Not to be deterred, Pfizer set out to turn the '068 patent into a divisional by filing Reissue Application No. 12/205,319 ('the '319 application). In the Reissue Declaration, Pfizer asserted that it had erred in prosecuting the application leading up to the ’068 patent as a continuation-in-part, rather than as a divisional application, and that the error had resulted in invalidating the relevant claims of the ’068 patent for obviousness-type double patenting. The preliminary amendment that accompanied the initial reissue declaration attempted to amend the '068 patent to remove portions of the '068 patent that were not present in the '594 application, and to designate the '113 application as a divisional of the '594 application, while removing the priority claim to the '629 application. The Examiner rejected the preliminary amendment, finding that this "error" was not correctable by reissue, but Pfizer then submitted an additional reissue declaration citing technical errors rendering the claims of the '068 patent indefinite. Pfizer was allowed to correct those technical errors, and also to make the additional changes conforming the '068 patent to a divisional of the '594 application. The USPTO eventually allowed the claims of the '319 application, which issued as RE44,048 (RE '048).
Pfizer immediately brought the instant suit alleging infringement of the RE '048 patent, and the District Court found the relevant claims invalid. Pfizer then appealed to the Federal Circuit, where the main issues to be considered were:
1. Whether 35 U.S.C. §251 authorized the PTO to reissue the ’068 patent under the circumstances
2. Assuming reissue was authorized, whether the safe harbor provision of 35 U.S.C. §121 applies to the RE ’048 patent and protects it from invalidation based on the ’165 patent
The Federal Circuit held that, even assuming that it was proper to grant the reissue patent, safe harbor provisions do not apply, and the claims are invalid. The court noted that it applies a "strict test" for §121, given the potential windfall a patent term extension could provide to a patentee.
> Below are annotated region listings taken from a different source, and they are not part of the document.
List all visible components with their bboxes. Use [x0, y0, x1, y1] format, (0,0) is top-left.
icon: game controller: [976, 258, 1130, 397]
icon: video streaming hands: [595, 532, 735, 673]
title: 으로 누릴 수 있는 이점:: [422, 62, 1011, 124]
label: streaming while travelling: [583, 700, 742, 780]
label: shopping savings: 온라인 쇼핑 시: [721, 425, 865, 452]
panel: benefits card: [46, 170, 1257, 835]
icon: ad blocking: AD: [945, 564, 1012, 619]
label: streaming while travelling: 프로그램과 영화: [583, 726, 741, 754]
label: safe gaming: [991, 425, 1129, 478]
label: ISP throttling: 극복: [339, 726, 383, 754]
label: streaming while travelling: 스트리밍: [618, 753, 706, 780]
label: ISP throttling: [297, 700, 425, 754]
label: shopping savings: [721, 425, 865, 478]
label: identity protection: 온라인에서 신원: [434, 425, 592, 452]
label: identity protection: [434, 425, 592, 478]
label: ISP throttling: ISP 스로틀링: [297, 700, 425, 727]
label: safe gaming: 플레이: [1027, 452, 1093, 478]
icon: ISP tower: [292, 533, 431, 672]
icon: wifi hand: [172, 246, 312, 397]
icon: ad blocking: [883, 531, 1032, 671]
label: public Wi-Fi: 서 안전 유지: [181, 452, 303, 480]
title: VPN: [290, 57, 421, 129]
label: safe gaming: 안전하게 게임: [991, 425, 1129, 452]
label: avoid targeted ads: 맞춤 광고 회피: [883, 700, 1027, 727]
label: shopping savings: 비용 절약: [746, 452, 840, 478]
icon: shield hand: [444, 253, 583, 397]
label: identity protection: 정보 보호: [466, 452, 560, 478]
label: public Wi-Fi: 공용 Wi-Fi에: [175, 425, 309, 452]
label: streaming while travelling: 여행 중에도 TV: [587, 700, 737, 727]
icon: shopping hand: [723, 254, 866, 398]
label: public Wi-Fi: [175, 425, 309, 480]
The court reasoned that the reference '165 patent issued on a divisional of the '594 application. The RE '048 patent is not entitled to safe harbor protection, because it did not issue on either the '594 application or a divisional of the '594 application. Instead, the RE ’048 patent issued from the ’319 application, a reissue of the ’068 patent, which in turn issued from the ’113 application The ’113 application cannot be a divisional of the ’594 application because it contains new matter that was not present in the ’594 application. When the ’113 application issued as the ’068 patent, the public was not free to practice that new matter. According to the court, fairness to the public does not permit Pfizer to convert the ’113 application into a division of the original ’594 application, and thereby take advantage of the safe harbor provision, simply by designating it as a divisional application years after the fact.
This case serves as a reminder to practitioners of the potential dangers when dealing with applications that are part of extensive patent families. A comprehensive strategy is extremely helpful when dealing with complicated chains of priority, especially when any of the links in the chain has been subject to a restriction requirement. It should also be noted that Continuations-in-Part do not maintain all of the same rights as Continuations or Divisionals, and care should be taken so that priority is not lost.